Я вспомнил про восковую куклу. Странная мысль мелькнула у меня.

— Возможно, такая фигурка тебе пригодится? — Я достал из кармана куклу и протянул Анджею. — Обнаружил на камине среди других будуарных безделушек. Волосы на кукле я узнаю, — Хелена: тот самый драгоценный локон, потерянный мной в ночь шабаша. Помнишь?

— Помню, — ответил он, поспешно взяв восковую фигурку. — Помню, — повторил от тихо, внимательно рассматривая куколку со всех сторон. — Ты говорил об этом; уже тогда у меня возникло подозрение, что потеря не случайна.

Он положил куколку на ладонь и спросил, таинственно улыбаясь:

— Знаешь, кого изображает эта фигурка? Твою невесту.

— Ты шутишь!

— Я вполне серьезно. В подобной практике вовсе не обязательно, чтобы черты лица напоминали прототип, форма играет здесь второстепенную роль, все решает интенция, намерение. Кукла — лишь символ, алгебраический знак, введенный вместо человека, которому намереваются вредить. Довольно и того, если оперирующий таким символом черный маг скажет себе, что фигурка означает некое конкретное лицо. В нашем случае все сомнения исключены, намерение налицо — волосы, которые ты узнал.

— Да, это локон, пропавший вместе с медальоном.

— Ну и ну, — вскликнул вдруг Вируш, рассматривая у куклы руки. — Ты рассмотрел пальцы?

— И в самом деле удивительно! Даже ногти есть. Что за точность исполнения!

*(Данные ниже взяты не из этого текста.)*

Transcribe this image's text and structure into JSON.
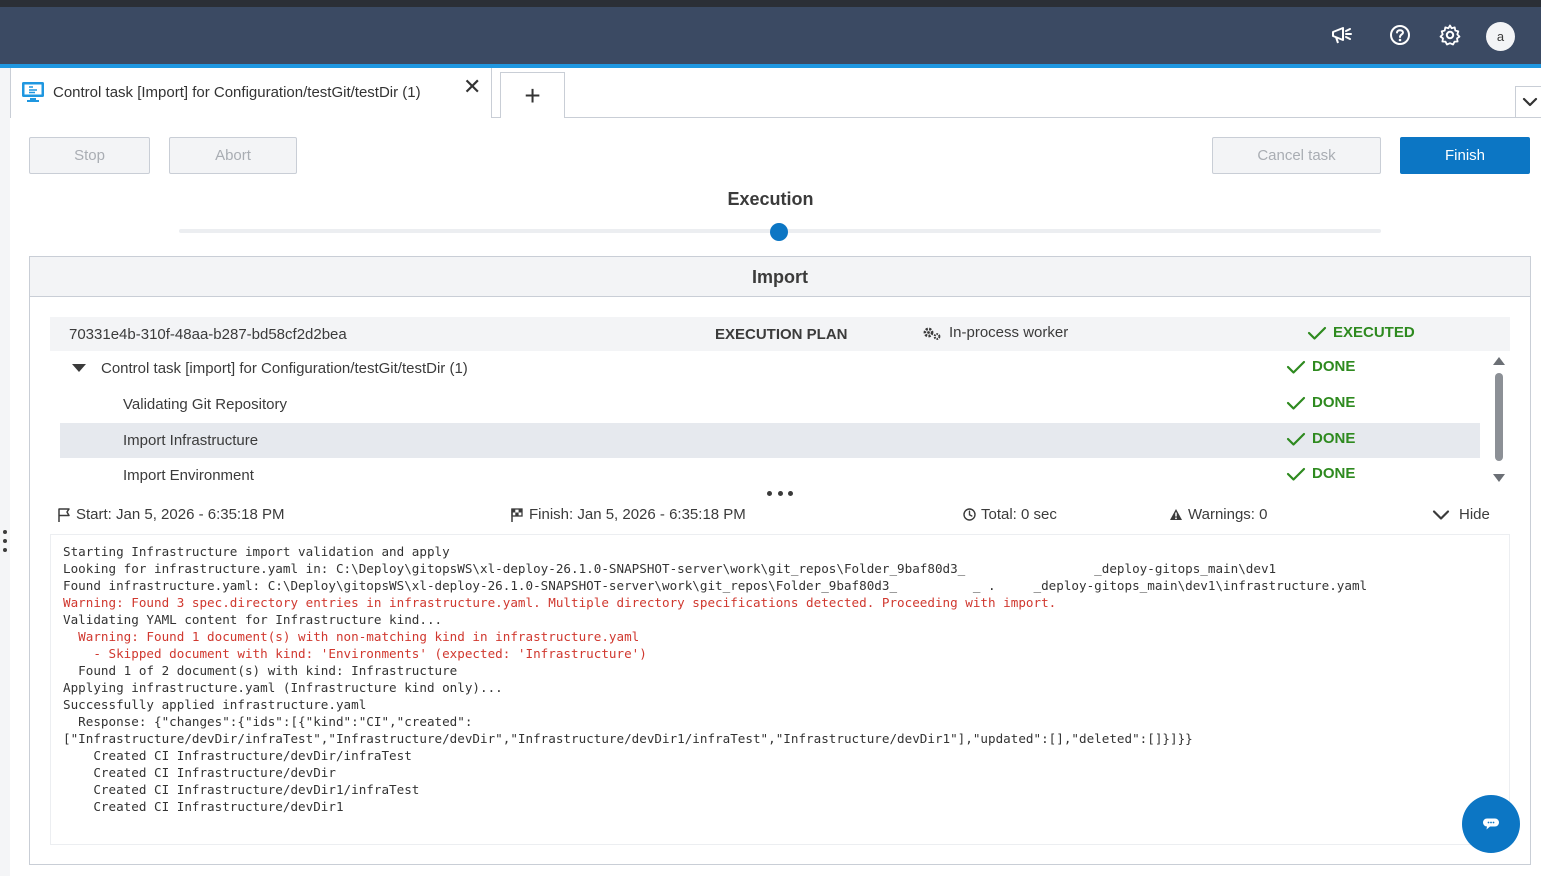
{
  "header": {
    "avatar_letter": "a",
    "icons": [
      "megaphone-icon",
      "help-icon",
      "settings-gear-icon"
    ]
  },
  "tabs": {
    "active_label": "Control task [Import] for Configuration/testGit/testDir (1)",
    "close_glyph": "✕",
    "add_glyph": "+"
  },
  "toolbar": {
    "stop_label": "Stop",
    "abort_label": "Abort",
    "cancel_label": "Cancel task",
    "finish_label": "Finish"
  },
  "stepper": {
    "current_step": "Execution"
  },
  "panel": {
    "title": "Import",
    "plan": {
      "id": "70331e4b-310f-48aa-b287-bd58cf2d2bea",
      "label": "EXECUTION PLAN",
      "worker": "In-process worker",
      "state": "EXECUTED"
    },
    "steps": [
      {
        "label": "Control task [import] for Configuration/testGit/testDir (1)",
        "status": "DONE"
      },
      {
        "label": "Validating Git Repository",
        "status": "DONE"
      },
      {
        "label": "Import Infrastructure",
        "status": "DONE"
      },
      {
        "label": "Import Environment",
        "status": "DONE"
      }
    ],
    "info": {
      "start": "Start: Jan 5, 2026 - 6:35:18 PM",
      "finish": "Finish: Jan 5, 2026 - 6:35:18 PM",
      "total": "Total: 0 sec",
      "warnings": "Warnings: 0",
      "hide_label": "Hide"
    },
    "log": [
      "Starting Infrastructure import validation and apply",
      "Looking for infrastructure.yaml in: C:\\Deploy\\gitopsWS\\xl-deploy-26.1.0-SNAPSHOT-server\\work\\git_repos\\Folder_9baf80d3_                 _deploy-gitops_main\\dev1",
      "Found infrastructure.yaml: C:\\Deploy\\gitopsWS\\xl-deploy-26.1.0-SNAPSHOT-server\\work\\git_repos\\Folder_9baf80d3_          _ .     _deploy-gitops_main\\dev1\\infrastructure.yaml",
      "Warning: Found 3 spec.directory entries in infrastructure.yaml. Multiple directory specifications detected. Proceeding with import.",
      "Validating YAML content for Infrastructure kind...",
      "  Warning: Found 1 document(s) with non-matching kind in infrastructure.yaml",
      "    - Skipped document with kind: 'Environments' (expected: 'Infrastructure')",
      "  Found 1 of 2 document(s) with kind: Infrastructure",
      "Applying infrastructure.yaml (Infrastructure kind only)...",
      "Successfully applied infrastructure.yaml",
      "  Response: {\"changes\":{\"ids\":[{\"kind\":\"CI\",\"created\":",
      "[\"Infrastructure/devDir/infraTest\",\"Infrastructure/devDir\",\"Infrastructure/devDir1/infraTest\",\"Infrastructure/devDir1\"],\"updated\":[],\"deleted\":[]}]}}",
      "    Created CI Infrastructure/devDir/infraTest",
      "    Created CI Infrastructure/devDir",
      "    Created CI Infrastructure/devDir1/infraTest",
      "    Created CI Infrastructure/devDir1"
    ],
    "warning_line_indices": [
      3,
      5,
      6
    ]
  },
  "colors": {
    "topbar": "#3b4a63",
    "accent": "#1f97e0",
    "primary_button": "#0c76c4",
    "success": "#2e8a1f",
    "warning_text": "#d0382f"
  }
}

— Скорее основательность и тщательность. Ты знаешь, чьи это ногти?

— Полагаю, искусственные, из какой-нибудь массы.

— А я, напротив, уверен, ногти тоже Хелены. Кама раздобыла их каким-то хитрым способом.

Слова Анджея всколыхнули полузабытое воспоминание минувших дней.

— Подожди, что-то такое помнится… Да! Хелена однажды рассказала мне, год назад, примерно, о какой-то нищенке, заставшей ее на веранде во время утреннего маникюра…

— Итак, я прав.

— Но какая связь между изображением и болезнью Хелены?

— Очень простая и явная. Прикрепив к восковой фигурке волосы и ногти соперницы, Кама завязала между ними астральные симпатические связи. Заполучив таким образом препарированную куклу, она обрела почти абсолютную власть над телом Хелены.

— Не могу поверить! Если ты прав, девушка погибла! Нет, нет! Это невозможно! Каким образом обладание волосами или ногтями может дать такую власть над человеком?

— Кому-нибудь — конечно нет; но владеющей тайнами черной магии — да. Ведь даже самая крошечная частица нашего тела, более того, любая, даже совсем недолго бывшая в употреблении часть одежды, любой предмет, мимоходом взятый в руку, насыщен в большей или меньшей степени нашими флюидами. На всем, чего бы ни коснулся человек, он оставляет след своего астросома. В момент контакта от нас отделяется нечто из нашей психофизической пневмы и проникает в предмет, которого мы касались. Индивиды гипервпечатлительные чувствуют остатки астральных следов на одежде или предметах, принадлежавших даже давно умершим.

— Астральные реманенты, — прошептал я задумчиво.

— Да. Именно им мы обязаны целым рядом явлений из области так называемой психометрии.